ARMS: See what the founders said
This letter is in response to Mr. Gary Edwards’ comments entitled, “Check must be required,” published Jan. 23. Your statement that “the Constitution’s Second Amendment requires that gun owners belong to a well regulated militia” could not be more wrong.
If you read the personal writings of our founders on the subject of personal arms, or read widely circulated writings of the period, such as The Federalist Papers, Common Sense and many others, the common people were considered the militia.
Here is a good example for you from 1776, written by George Mason as part of the Virginia Declaration of Rights:
“Section 13. That a well-regulated militia, composed of the body of the people, trained to arms, is the proper, natural, and safe defense of a free state; that standing armies, in time of peace, should be avoided as dangerous to liberty; and that in all cases the military should be under strict subordination to, and governed by, the civil power.”

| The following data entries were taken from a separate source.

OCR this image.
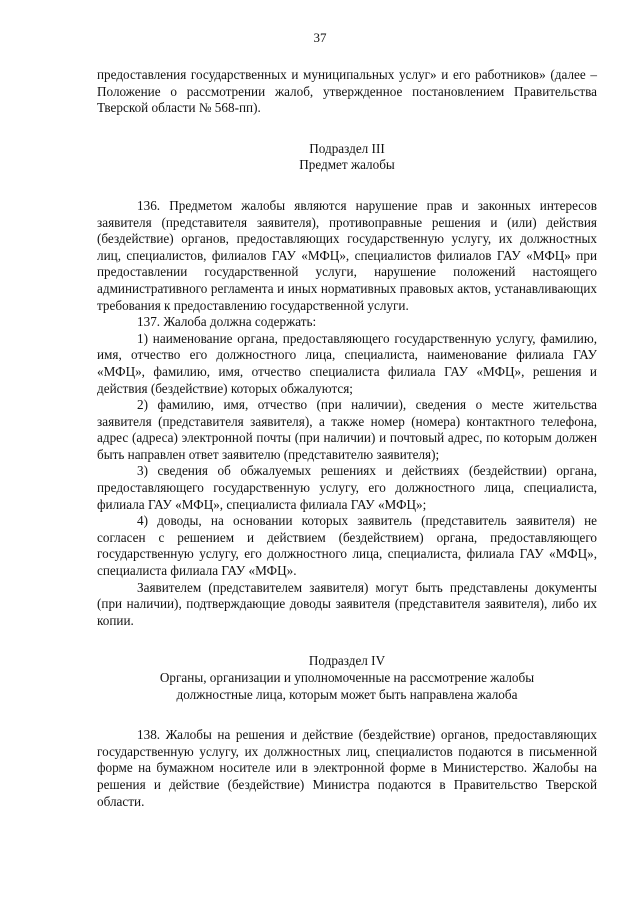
37

предоставления государственных и муниципальных услуг» и его работников» (далее – Положение о рассмотрении жалоб, утвержденное постановлением Правительства Тверской области № 568-пп).

Подраздел III

Предмет жалобы

136. Предметом жалобы являются нарушение прав и законных интересов заявителя (представителя заявителя), противоправные решения и (или) действия (бездействие) органов, предоставляющих государственную услугу, их должностных лиц, специалистов, филиалов ГАУ «МФЦ», специалистов филиалов ГАУ «МФЦ» при предоставлении государственной услуги, нарушение положений настоящего административного регламента и иных нормативных правовых актов, устанавливающих требования к предоставлению государственной услуги.

137. Жалоба должна содержать:

1) наименование органа, предоставляющего государственную услугу, фамилию, имя, отчество его должностного лица, специалиста, наименование филиала ГАУ «МФЦ», фамилию, имя, отчество специалиста филиала ГАУ «МФЦ», решения и действия (бездействие) которых обжалуются;

2) фамилию, имя, отчество (при наличии), сведения о месте жительства заявителя (представителя заявителя), а также номер (номера) контактного телефона, адрес (адреса) электронной почты (при наличии) и почтовый адрес, по которым должен быть направлен ответ заявителю (представителю заявителя);

3) сведения об обжалуемых решениях и действиях (бездействии) органа, предоставляющего государственную услугу, его должностного лица, специалиста, филиала ГАУ «МФЦ», специалиста филиала ГАУ «МФЦ»;

4) доводы, на основании которых заявитель (представитель заявителя) не согласен с решением и действием (бездействием) органа, предоставляющего государственную услугу, его должностного лица, специалиста, филиала ГАУ «МФЦ», специалиста филиала ГАУ «МФЦ».

Заявителем (представителем заявителя) могут быть представлены документы (при наличии), подтверждающие доводы заявителя (представителя заявителя), либо их копии.

Подраздел IV

Органы, организации и уполномоченные на рассмотрение жалобы

должностные лица, которым может быть направлена жалоба

138. Жалобы на решения и действие (бездействие) органов, предоставляющих государственную услугу, их должностных лиц, специалистов подаются в письменной форме на бумажном носителе или в электронной форме в Министерство. Жалобы на решения и действие (бездействие) Министра подаются в Правительство Тверской области.
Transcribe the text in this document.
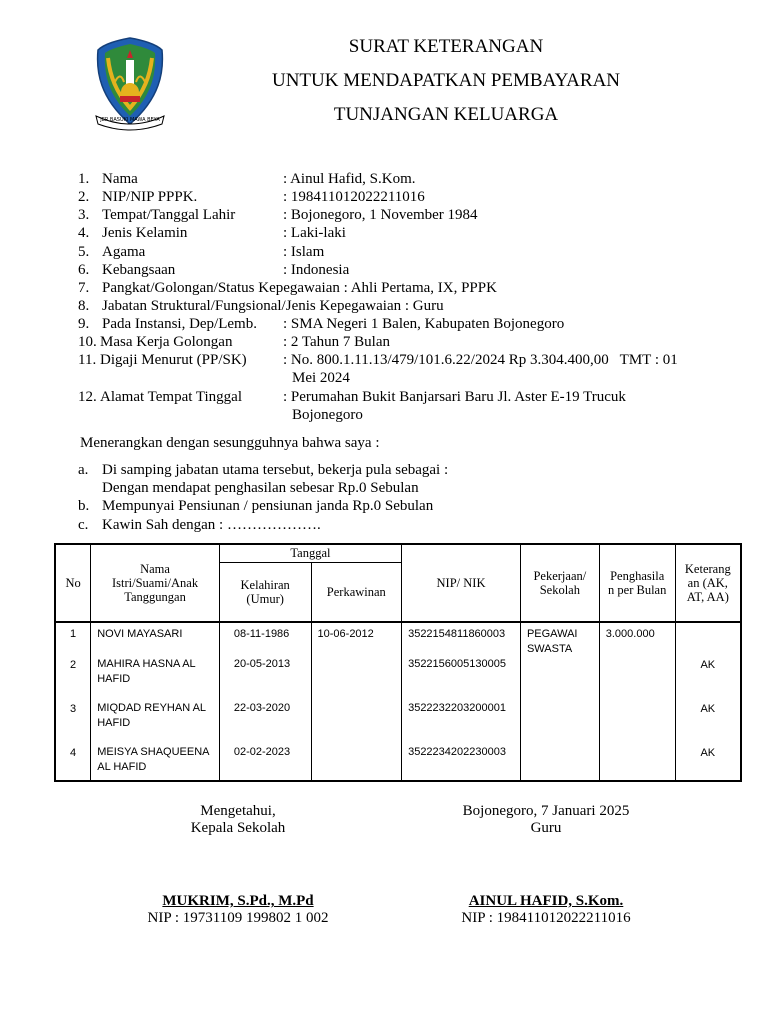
JER BASUKI MAWA BEYA
SURAT KETERANGAN
UNTUK MENDAPATKAN PEMBAYARAN
TUNJANGAN KELUARGA
1. Nama	: Ainul Hafid, S.Kom.
2. NIP/NIP PPPK.	: 198411012022211016
3. Tempat/Tanggal Lahir	: Bojonegoro, 1 November 1984
4. Jenis Kelamin	: Laki-laki
5. Agama	: Islam
6. Kebangsaan	: Indonesia
7. Pangkat/Golongan/Status Kepegawaian : Ahli Pertama, IX, PPPK
8. Jabatan Struktural/Fungsional/Jenis Kepegawaian : Guru
9. Pada Instansi, Dep/Lemb. : SMA Negeri 1 Balen, Kabupaten Bojonegoro
10. Masa Kerja Golongan	: 2 Tahun 7 Bulan
11. Digaji Menurut (PP/SK) : No. 800.1.11.13/479/101.6.22/2024 Rp 3.304.400,00   TMT : 01
Mei 2024
12. Alamat Tempat Tinggal	: Perumahan Bukit Banjarsari Baru Jl. Aster E-19 Trucuk
Bojonegoro
Menerangkan dengan sesungguhnya bahwa saya :
a. Di samping jabatan utama tersebut, bekerja pula sebagai :
Dengan mendapat penghasilan sebesar Rp.0 Sebulan
b. Mempunyai Pensiunan / pensiunan janda Rp.0 Sebulan
c. Kawin Sah dengan : ……………….
No	Nama Istri/Suami/Anak Tanggungan	Tanggal		NIP/ NIK	Pekerjaan/ Sekolah	Penghasila n per Bulan	Keterang an (AK, AT, AA)
		Kelahiran (Umur)	Perkawinan				
1	NOVI MAYASARI	08-11-1986	10-06-2012	3522154811860003	PEGAWAI SWASTA	3.000.000	
2	MAHIRA HASNA AL HAFID	20-05-2013		3522156005130005			AK
3	MIQDAD REYHAN AL HAFID	22-03-2020		3522232203200001			AK
4	MEISYA SHAQUEENA AL HAFID	02-02-2023		3522234202230003			AK
Mengetahui,
Kepala Sekolah
Bojonegoro, 7 Januari 2025
Guru
MUKRIM, S.Pd., M.Pd
NIP : 19731109 199802 1 002
AINUL HAFID, S.Kom.
NIP : 198411012022211016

Could it be any clearer than that?
If “....the right of the people to keep and bear arms shall not be infringed,” as stated in the 2nd Amendment does not guarantee the individual right to possess firearms, then by your reasoning, the phrases, “the right of the people” or “of the people” as used in the 1st, 4th, 9th, and 10th amendments, do not represent the individual rights of citizens when it comes to free speech, assembly, religion, search and seizure, non-enumerated rights, or states rights.
It either means what it means for all, or for none.